After nine long years, we decided that there was no other way to direct the public’s attention towards our existence, problems, wishes and hopes, without showing them in the public space. It is not possible to show our contribution to society, which is an important issue if we bear in mind that we make up part of the general population.
The right time for a protest march
My friend and colleague at the Sarajevo Open Center (SOC), Lejla, suggested that we should organize a protest march focusing on the violence that LGBTI persons suffer every day. Violence is perpetrated in all spheres, from a completely private one (for example, parents taking a trans woman to an exorcist) to a public one, where marking somebody as — for example — a ‘lesbian’ represents an immediate discreditation, no matter the other factors.
We automatically agreed that a march was needed and necessary, and that this was the right time to do it. This shouldn’t have been a Pride, this should have been a protest, because we are proud, but primarily we are threatened.

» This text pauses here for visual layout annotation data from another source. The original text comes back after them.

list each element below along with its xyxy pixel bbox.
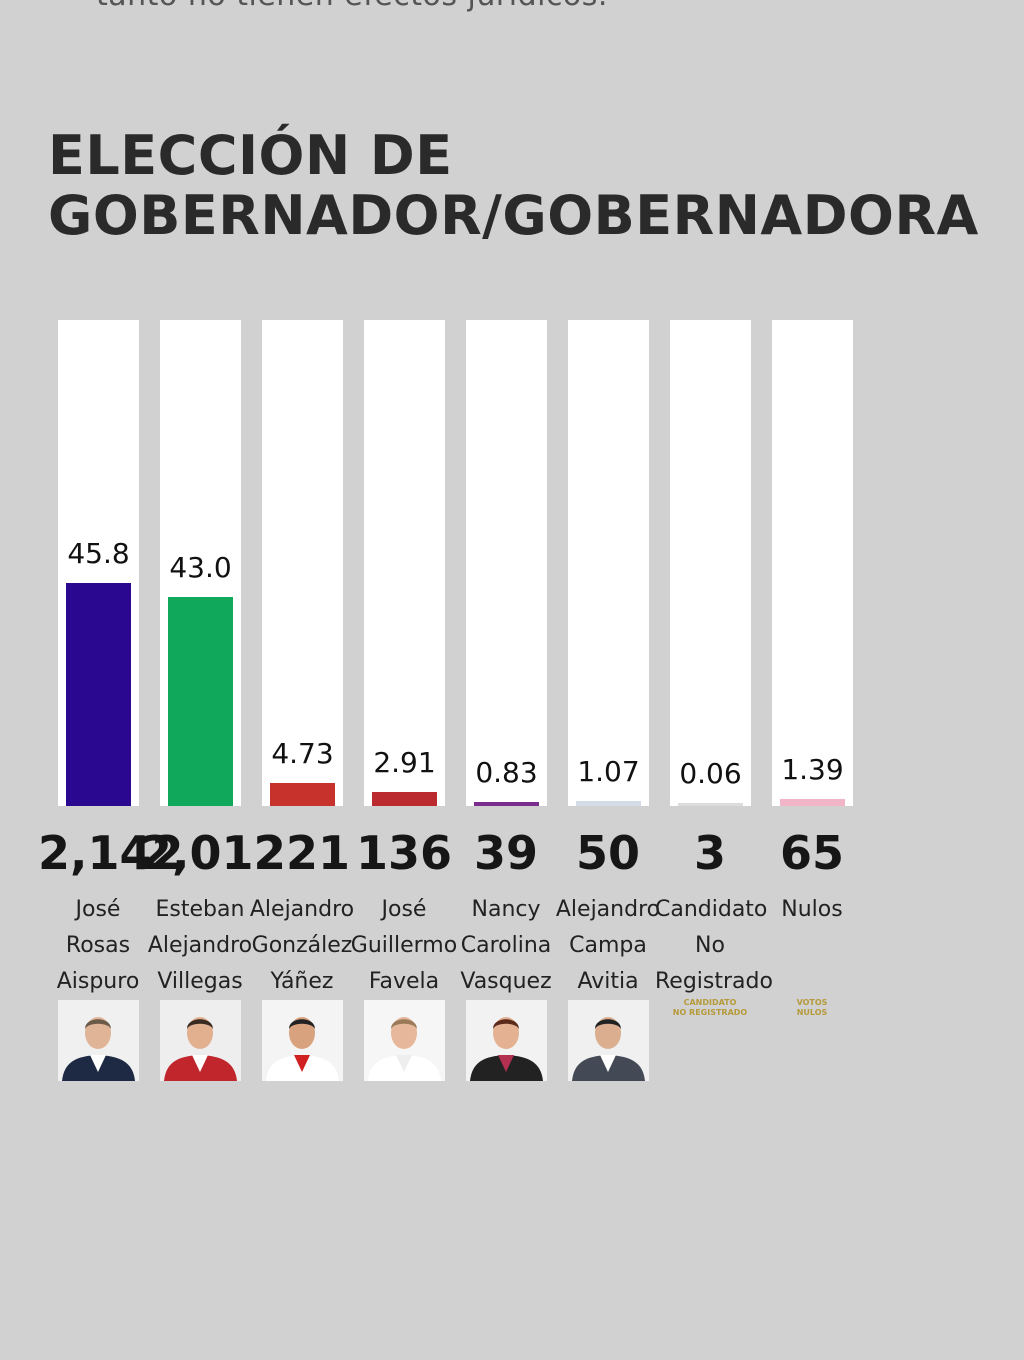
category-label: Nulos xyxy=(757,892,867,928)
bar-track xyxy=(262,320,343,806)
candidate-photo xyxy=(364,1000,445,1081)
label-image-text: VOTOS xyxy=(796,998,828,1007)
candidate-photo xyxy=(160,1000,241,1081)
bar xyxy=(678,803,743,806)
category-label-line: No xyxy=(695,933,725,958)
bar xyxy=(576,801,641,806)
category-label-line: González xyxy=(251,933,353,958)
category-label-line: José xyxy=(381,897,427,922)
bar xyxy=(372,792,437,806)
bar-track xyxy=(364,320,445,806)
bar xyxy=(168,597,233,806)
label-image-text: NO REGISTRADO xyxy=(672,1008,748,1017)
category-label-line: Campa xyxy=(569,933,647,958)
category-label-line: Alejandro xyxy=(249,897,355,922)
person-icon xyxy=(262,1000,343,1081)
category-label-line: Aispuro xyxy=(56,969,140,994)
category-label: José Guillermo Favela xyxy=(349,892,459,1000)
category-label-line: Alejandro xyxy=(555,897,661,922)
category-label-line: Nulos xyxy=(781,897,843,922)
category-label-line: Yáñez xyxy=(270,969,334,994)
category-label: José Rosas Aispuro xyxy=(43,892,153,1000)
data-label: 0.06 xyxy=(679,757,742,790)
category-label-line: José xyxy=(75,897,121,922)
candidate-photo xyxy=(58,1000,139,1081)
candidate-photo xyxy=(568,1000,649,1081)
category-label: Alejandro Campa Avitia xyxy=(553,892,663,1000)
vote-count: 65 xyxy=(779,826,844,880)
candidate-photo xyxy=(262,1000,343,1081)
chart-title-line-2: GOBERNADOR/GOBERNADORA xyxy=(48,184,979,247)
data-label: 2.91 xyxy=(373,746,436,779)
person-icon xyxy=(568,1000,649,1081)
category-label-line: Nancy xyxy=(471,897,541,922)
chart-title-line-1: ELECCIÓN DE xyxy=(48,124,453,187)
category-label-line: Candidato xyxy=(655,897,768,922)
bar xyxy=(474,802,539,806)
bar-track xyxy=(670,320,751,806)
bar xyxy=(66,583,131,806)
category-label-line: Registrado xyxy=(655,969,773,994)
bar-track xyxy=(772,320,853,806)
candidate-photo xyxy=(466,1000,547,1081)
data-label: 43.0 xyxy=(169,551,232,584)
vote-count: 136 xyxy=(355,826,453,880)
category-label-line: Guillermo xyxy=(350,933,458,958)
category-label-line: Carolina xyxy=(460,933,552,958)
category-label-line: Vasquez xyxy=(460,969,552,994)
person-icon xyxy=(58,1000,139,1081)
bar-track xyxy=(568,320,649,806)
category-label-line: Favela xyxy=(368,969,440,994)
label-image: CANDIDATO NO REGISTRADO xyxy=(660,998,760,1018)
label-image: VOTOS NULOS xyxy=(762,998,862,1018)
data-label: 1.07 xyxy=(577,755,640,788)
bar-track xyxy=(466,320,547,806)
category-label-line: Villegas xyxy=(157,969,243,994)
vote-count: 221 xyxy=(253,826,351,880)
data-label: 1.39 xyxy=(781,753,844,786)
label-image-text: CANDIDATO xyxy=(683,998,737,1007)
category-label-line: Avitia xyxy=(577,969,639,994)
data-label: 4.73 xyxy=(271,737,334,770)
data-label: 45.8 xyxy=(67,537,130,570)
bar xyxy=(270,783,335,806)
category-label: Candidato No Registrado xyxy=(655,892,773,1000)
vote-count: 3 xyxy=(693,826,726,880)
vote-count: 39 xyxy=(473,826,538,880)
category-label-line: Alejandro xyxy=(147,933,253,958)
chart-title: ELECCIÓN DE GOBERNADOR/GOBERNADORA xyxy=(48,126,979,246)
vote-count: 50 xyxy=(575,826,640,880)
category-label: Alejandro González Yáñez xyxy=(247,892,357,1000)
category-label: Esteban Alejandro Villegas xyxy=(145,892,255,1000)
category-label-line: Rosas xyxy=(65,933,131,958)
bar xyxy=(780,799,845,806)
category-label-line: Esteban xyxy=(155,897,245,922)
person-icon xyxy=(160,1000,241,1081)
person-icon xyxy=(364,1000,445,1081)
top-note-text: tanto no tienen efectos jurídicos. xyxy=(96,0,608,13)
person-icon xyxy=(466,1000,547,1081)
label-image-text: NULOS xyxy=(796,1008,828,1017)
bar-track xyxy=(58,320,139,806)
data-label: 0.83 xyxy=(475,756,538,789)
bar-track xyxy=(160,320,241,806)
category-label: Nancy Carolina Vasquez xyxy=(451,892,561,1000)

The process of registering the gathering, obtaining all permissions and the endless bureaucracy was started on time. We expected obstruction, but we didn’t know from where it would come. As time passed, it became clear that the Canton of Sarajevo’s Ministry of Traffic was the main obstacle to our protest. No matter our efforts, the Ministry remained silent, we haven’t received the permission for halting traffic for a short period until it was too late — less than 48 hours from when the march was planned to begin. A very clear sabotage of the authorities who we pay for this (in)activity.
Photo: Nidzara Ahmetasevic / K2.0.
We had to think and react quickly. Our decision was to organize a silent march directed at the Ministry of Transport, instead of the sabotaged march, but still with the topic of violence against LGBTI persons.
From the morning of May 13 onwards, everything seemed like some bizarre dream. You could feel the tension in the city, as if existing as its own parallel entity. We received information that extremist and hooligan groups had organized themselves, among them a man who led the attack against the QSF visitors. It is an especially uncomfortable feeling of insecurity when every sound and every shadow is a potential threat to the bodily and psychological integrity of the participants of the protest.
Visible and proud
In this blog, I’m trying to describe feelings that were very intense. But they appeared so quickly, intensively, and brokenly that to describe them as they occurred would require the artistry of some giant of world literature. At every minute prior to and after the protest, I felt pride, fear, success, defeat and everything inbetween.
I am proud because we went out in the Sarajevo May sunlight, we didn’t go to basements and desolate facilities, we didn’t try to be “str8,” we didn’t pretend in front of our families that we will be brides and grooms, and that we are waiting for the right one.
I am proud, because no matter the obstructions, threats, and the fear, we demonstrated that we are a part of society, that we are a heterogenous group with big problems and a group demanding from society to be treated in the best possible manner.
I am proud because we didn’t let a heteronormative patriarchy lead us into invisibility, because this patriarchy is based upon ethnic and national foundations.
Photo: Nidzara Ahmetasevic / K2.0.
This is only a continuation of a long and endless road towards the equality of all. Winning over public space is one of the tools along the way.
In the end, I will quote a dear friend of mine, Branko, who spoke during the first Zagreb Pride: “No return to invisibility!”
I am happy and thankful to all those who supported our struggle for a better life for us all.
I am proud of the Sarajevo Open Center which invested superhuman efforts in coordinating all the bureaucracy, media space, organization, and all the small details that often aren’t visible.
Until the next protest for improving the status of marginalized groups!
Feature image: Nidzara Ahmetasevic / K2.0.